Both parts are the same, so we can just put it as a square:
`int\ (1/2(1-cos(2x)))^2\ dx`

Expanding, we get:
`int\ 1/4(1-2cos(2x)+cos^2(2x))\ dx`

We can then use the other double angle formula
`cos^2(theta)=1/2(1+cos(2theta))`
to rewrite the last term as follows:
`1/4int\ 1-2cos(2x)+1/2(1+cos(4x))\ dx=`

`=1/4(int\ 1\ dx-int\ 2cos(2x)\ dx+1/2int\ 1+cos(4x)\ dx)=`

`=1/4(x-int\ 2cos(2x)\ dx+1/2(x+int\ cos(4x)\ dx))`

I will call the left integral in the parenthesis Integral 1, and the right on Integral 2.

Integral 1
`int\ 2cos(2x)\ dx`

Looking at the integral, we have the derivative of the inside, `2` outside of the function, and this should immediately ring a bell that you should use u-substitution.
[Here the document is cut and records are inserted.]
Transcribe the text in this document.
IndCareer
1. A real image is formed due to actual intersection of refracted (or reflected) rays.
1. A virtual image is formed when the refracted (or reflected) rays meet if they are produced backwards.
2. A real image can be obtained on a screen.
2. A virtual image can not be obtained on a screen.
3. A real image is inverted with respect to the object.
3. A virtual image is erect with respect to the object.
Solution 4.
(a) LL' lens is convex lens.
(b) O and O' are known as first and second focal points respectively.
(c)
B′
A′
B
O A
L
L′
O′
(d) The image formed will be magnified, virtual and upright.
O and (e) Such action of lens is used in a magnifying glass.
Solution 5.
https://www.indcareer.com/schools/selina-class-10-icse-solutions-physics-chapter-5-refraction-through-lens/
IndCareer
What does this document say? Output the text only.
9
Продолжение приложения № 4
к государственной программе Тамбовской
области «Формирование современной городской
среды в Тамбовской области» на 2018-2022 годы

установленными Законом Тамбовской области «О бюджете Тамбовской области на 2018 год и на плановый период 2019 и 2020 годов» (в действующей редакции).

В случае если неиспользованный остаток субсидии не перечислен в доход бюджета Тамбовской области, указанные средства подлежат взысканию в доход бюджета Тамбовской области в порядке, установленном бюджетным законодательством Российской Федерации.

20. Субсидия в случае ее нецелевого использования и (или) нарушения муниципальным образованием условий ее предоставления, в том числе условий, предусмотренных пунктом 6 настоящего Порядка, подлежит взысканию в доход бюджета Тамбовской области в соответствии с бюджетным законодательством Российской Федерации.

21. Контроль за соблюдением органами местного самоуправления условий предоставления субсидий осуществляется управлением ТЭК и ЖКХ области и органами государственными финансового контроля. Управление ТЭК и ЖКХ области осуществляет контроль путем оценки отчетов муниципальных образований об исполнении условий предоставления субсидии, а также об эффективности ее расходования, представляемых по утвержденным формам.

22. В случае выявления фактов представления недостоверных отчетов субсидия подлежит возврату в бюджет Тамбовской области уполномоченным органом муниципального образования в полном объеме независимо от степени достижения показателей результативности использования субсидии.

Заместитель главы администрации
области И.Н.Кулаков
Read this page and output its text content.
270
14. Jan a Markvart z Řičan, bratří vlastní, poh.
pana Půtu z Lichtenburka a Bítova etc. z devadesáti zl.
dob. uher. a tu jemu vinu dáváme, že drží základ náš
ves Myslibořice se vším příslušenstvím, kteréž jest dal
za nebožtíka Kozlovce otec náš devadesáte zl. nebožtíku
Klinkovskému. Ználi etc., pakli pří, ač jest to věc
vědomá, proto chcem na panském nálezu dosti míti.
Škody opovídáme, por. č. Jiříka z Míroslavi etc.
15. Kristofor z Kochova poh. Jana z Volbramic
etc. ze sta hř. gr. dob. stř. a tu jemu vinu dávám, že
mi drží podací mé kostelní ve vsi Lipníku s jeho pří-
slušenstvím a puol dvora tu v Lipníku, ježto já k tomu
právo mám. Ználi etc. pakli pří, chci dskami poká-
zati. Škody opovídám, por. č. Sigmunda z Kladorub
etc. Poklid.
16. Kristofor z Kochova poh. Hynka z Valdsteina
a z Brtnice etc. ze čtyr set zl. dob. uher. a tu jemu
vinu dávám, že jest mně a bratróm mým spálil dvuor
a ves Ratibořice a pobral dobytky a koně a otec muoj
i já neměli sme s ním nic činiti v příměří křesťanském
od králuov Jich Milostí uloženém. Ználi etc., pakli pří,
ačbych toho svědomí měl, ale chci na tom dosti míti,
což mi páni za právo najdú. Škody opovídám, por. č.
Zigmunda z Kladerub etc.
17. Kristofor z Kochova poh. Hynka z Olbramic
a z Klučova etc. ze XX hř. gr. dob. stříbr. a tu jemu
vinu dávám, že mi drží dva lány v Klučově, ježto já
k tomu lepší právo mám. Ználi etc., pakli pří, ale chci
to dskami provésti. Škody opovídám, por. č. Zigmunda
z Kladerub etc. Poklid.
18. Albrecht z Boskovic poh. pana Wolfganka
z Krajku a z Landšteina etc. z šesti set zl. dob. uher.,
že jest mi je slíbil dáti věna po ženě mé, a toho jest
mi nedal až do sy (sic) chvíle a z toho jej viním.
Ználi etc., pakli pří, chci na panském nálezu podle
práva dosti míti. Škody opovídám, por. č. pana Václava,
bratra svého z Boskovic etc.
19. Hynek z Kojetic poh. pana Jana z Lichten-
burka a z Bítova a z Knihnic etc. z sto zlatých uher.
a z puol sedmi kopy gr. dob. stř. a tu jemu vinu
If we let `u=2x`, the derivative becomes `2`, so we divide through by `2` to integrate with respect to `u`:
`int\ (cancel(2)cos(u))/cancel(2)\ du`

`int\ cos(u)\ du=sin(u)=sin(2x)`

Integral 2
`int\ cos(4x)\ dx`

It's not as obvious here, but we can also use u-substitution here. We can let `u=4x`, and the derivative will be `4`:
`1/4int\ cos(u)\ dx=1/4sin(u)=1/4sin(4x)`

Completing the original integral
Now that we know Integral 1 and Integral 2, we can plug them back into our original expression to get the final answer:
`1/4(x-sin(2x)+1/2(x+1/4sin(4x)))+C=`

`=1/4(x-sin(2x)+1/2x+1/8sin(4x))+C=`

`=1/4x-1/4sin(2x)+1/8x+1/32sin(4x)+C=`

`=3/8x-1/4sin(2x)+1/32sin(4x)+C`